Life has been a little on the hectic side recently. Being a parent can sometimes feel like having another job, though I stress it’s all worth it. After a particularly hectic day I decided to relax in the evening with a trip to the cinema to watch Everything Everywhere All at Once. Relaxing is not the term I would associate with this movie. I walked out the screening with my mind feeling somewhat like this…
Am I complaining? No. I am not. Because I LOVED this movie.
I’ve sat here for the last 5 minutes not knowing where to even begin. I really can’t summarise the experience of watching this movie outside the gif I used above.
I’ll start with humour. This movie is hilarious. I don’t think I’ve laughed this much at a movie screening in the last year of having an unlimited card. It’s not even that there were lots of jokes, it’s just the pure randomness of some scenes. And yes, I still attended this showing on my own, so I was the creepy loner laughing to himself in a screening.
Given the last movie I went to watch at the cinemas was Doctor Strange in the Multiverse of Madness, it was interesting seeing how the two movies approached the multiverse so differently. I have to say, Everything Everywhere All at Once did a much better job in showing the madness and chaotic nature of the multiverse. If anything, this makes Doctor Strange’s movie look a little limited in comparison. I feel Marvel has been teasing the multiverse for so long with this phase of their movies without opening the multiverse as I expected them to. This movie gives more of a pay off all contained within a single movie than Marvel have managed across many movies and tv shows over the last year. Yes, I know Marvel are trying to build up to something. I still love the MCU movies. It just feels like a long time to have teased us with a multiverse.

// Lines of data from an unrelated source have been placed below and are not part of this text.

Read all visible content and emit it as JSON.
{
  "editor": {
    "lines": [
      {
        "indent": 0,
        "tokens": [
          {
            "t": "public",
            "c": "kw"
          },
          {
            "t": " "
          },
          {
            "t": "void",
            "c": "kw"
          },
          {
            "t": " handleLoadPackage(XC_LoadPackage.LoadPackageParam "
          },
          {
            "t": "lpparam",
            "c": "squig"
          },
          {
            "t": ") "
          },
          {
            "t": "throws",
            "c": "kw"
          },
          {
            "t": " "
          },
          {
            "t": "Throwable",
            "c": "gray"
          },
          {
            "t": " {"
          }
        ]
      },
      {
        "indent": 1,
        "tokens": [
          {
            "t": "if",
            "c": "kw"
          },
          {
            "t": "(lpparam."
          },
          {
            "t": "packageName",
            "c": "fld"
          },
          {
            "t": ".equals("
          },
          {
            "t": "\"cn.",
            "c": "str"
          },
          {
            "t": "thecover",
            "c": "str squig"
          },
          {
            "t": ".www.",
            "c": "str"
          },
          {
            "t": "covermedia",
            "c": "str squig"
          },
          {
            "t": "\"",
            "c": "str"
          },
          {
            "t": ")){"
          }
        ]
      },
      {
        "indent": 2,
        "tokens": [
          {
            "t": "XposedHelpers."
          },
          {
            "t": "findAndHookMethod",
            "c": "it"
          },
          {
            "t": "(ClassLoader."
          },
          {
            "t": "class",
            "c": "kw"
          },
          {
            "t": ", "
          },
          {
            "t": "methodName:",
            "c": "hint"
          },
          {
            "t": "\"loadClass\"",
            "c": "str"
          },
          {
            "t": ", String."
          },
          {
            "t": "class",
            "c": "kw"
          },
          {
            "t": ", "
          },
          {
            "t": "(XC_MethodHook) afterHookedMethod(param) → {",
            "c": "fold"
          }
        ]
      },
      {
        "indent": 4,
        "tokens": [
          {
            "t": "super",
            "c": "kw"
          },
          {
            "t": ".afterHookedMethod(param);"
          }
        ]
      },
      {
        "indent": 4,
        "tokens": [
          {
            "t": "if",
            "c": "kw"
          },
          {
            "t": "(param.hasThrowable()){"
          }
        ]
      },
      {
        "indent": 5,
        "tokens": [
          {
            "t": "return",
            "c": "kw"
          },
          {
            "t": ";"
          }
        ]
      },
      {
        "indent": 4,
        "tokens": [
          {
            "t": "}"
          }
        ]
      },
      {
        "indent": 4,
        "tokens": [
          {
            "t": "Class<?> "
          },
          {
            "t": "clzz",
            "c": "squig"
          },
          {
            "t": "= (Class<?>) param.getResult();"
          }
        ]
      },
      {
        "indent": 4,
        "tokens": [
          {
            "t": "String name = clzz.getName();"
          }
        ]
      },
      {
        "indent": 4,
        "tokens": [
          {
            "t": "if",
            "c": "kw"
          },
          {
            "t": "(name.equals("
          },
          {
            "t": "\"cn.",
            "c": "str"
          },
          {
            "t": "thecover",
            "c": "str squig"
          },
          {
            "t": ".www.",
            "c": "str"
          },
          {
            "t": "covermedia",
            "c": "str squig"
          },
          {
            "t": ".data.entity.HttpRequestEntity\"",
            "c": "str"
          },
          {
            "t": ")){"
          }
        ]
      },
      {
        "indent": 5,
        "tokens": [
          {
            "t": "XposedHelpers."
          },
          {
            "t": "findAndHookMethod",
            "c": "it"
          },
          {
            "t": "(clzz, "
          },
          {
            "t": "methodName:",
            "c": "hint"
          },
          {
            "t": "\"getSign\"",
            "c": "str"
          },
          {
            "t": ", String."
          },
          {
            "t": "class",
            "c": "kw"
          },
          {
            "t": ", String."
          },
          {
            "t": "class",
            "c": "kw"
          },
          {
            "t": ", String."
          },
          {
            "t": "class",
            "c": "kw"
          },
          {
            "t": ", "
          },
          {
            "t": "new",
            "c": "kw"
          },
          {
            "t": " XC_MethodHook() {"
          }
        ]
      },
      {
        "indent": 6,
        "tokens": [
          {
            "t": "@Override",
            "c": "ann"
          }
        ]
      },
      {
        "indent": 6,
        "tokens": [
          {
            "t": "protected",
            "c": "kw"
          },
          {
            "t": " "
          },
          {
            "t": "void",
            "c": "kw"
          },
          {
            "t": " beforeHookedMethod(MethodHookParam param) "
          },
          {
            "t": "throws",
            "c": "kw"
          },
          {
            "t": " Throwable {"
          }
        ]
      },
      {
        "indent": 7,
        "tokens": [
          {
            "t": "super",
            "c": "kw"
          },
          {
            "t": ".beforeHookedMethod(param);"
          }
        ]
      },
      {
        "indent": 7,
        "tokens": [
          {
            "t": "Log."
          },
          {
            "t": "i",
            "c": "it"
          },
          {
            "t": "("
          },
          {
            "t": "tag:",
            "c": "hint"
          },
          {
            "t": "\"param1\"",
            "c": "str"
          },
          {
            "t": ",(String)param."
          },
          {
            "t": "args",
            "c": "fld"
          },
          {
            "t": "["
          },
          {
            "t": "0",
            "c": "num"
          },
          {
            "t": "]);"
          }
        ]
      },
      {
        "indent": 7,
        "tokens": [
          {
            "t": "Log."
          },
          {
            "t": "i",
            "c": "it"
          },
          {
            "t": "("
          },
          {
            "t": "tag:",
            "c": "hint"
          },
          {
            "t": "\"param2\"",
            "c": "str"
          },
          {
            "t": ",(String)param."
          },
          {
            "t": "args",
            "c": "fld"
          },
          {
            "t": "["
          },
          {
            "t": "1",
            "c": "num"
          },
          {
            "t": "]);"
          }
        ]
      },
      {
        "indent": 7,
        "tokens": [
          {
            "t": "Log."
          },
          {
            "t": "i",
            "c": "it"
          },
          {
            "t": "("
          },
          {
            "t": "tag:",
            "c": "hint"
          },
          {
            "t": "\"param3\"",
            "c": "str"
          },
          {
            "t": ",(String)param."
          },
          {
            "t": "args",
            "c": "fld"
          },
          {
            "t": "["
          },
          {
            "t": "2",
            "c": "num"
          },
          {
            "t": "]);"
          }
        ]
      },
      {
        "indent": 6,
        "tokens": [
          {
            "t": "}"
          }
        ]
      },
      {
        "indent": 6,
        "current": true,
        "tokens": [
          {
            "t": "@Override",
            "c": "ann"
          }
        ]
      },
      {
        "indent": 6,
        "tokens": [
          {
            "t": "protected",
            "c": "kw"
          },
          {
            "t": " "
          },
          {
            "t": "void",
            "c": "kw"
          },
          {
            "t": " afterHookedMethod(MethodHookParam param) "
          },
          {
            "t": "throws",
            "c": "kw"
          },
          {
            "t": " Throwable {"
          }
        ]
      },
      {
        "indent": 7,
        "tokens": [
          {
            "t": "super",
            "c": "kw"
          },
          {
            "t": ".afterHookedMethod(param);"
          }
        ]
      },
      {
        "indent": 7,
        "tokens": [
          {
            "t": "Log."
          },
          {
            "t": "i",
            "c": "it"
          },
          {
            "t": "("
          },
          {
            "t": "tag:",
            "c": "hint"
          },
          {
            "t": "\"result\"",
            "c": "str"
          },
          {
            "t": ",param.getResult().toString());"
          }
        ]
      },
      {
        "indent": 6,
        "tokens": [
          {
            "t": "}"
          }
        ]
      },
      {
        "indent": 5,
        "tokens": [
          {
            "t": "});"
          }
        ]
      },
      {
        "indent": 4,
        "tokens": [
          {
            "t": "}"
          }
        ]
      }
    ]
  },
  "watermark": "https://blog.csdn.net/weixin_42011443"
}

At the heart of Everything Everywhere All at Once is a story about a fractured family. Anyone that has been reading my reviews knows I’m a sucker when it comes to movies about parent-child relationships. And it’s no different here. I love the journey the Wang family go on together. I’m not going to say I cried, but there were some scenes that made me feel a little on the emotional side. But I kept it together.
The acting is on point here. Michelle Yeoh really adds different layers to a character that starts off as unlikeable. By the end you’re fully rooting for her – and all her different multiverse identities. And then there’s Ke Huy Quan, who I haven’t seen in a movie since he played Short Round in Indiana Jones and the Temple of Doom. Actually, I’m sure The Goonies was released after Temple of Doom – where Ke Huy Quan played Data – but it was Temple of Doom that I’ve seen more often. And despite it being almost 40 years ago, he kind of has the same vibe about him. I can’t really say what it is. He just does. So, take my word for it and move on!
Ultimately, this movie made me think about a multiverse more than anything else has managed recently. I spent a lot of my life questioning the choices I made and constantly got lost in the ‘what ifs’ of life. That all changed with the arrival of the OddDaughter – when I realised everything in life had to happen the way it did for me to have this perfect miniature version of myself. Life may be tough – but just know there’s good things waiting round the corner. Cliched, yes, but also true.
Verdict
Everything Everywhere All at Once is chaotic, weird, hilarious and I absolutely loved it. It’s so random it will blow the minds of many people.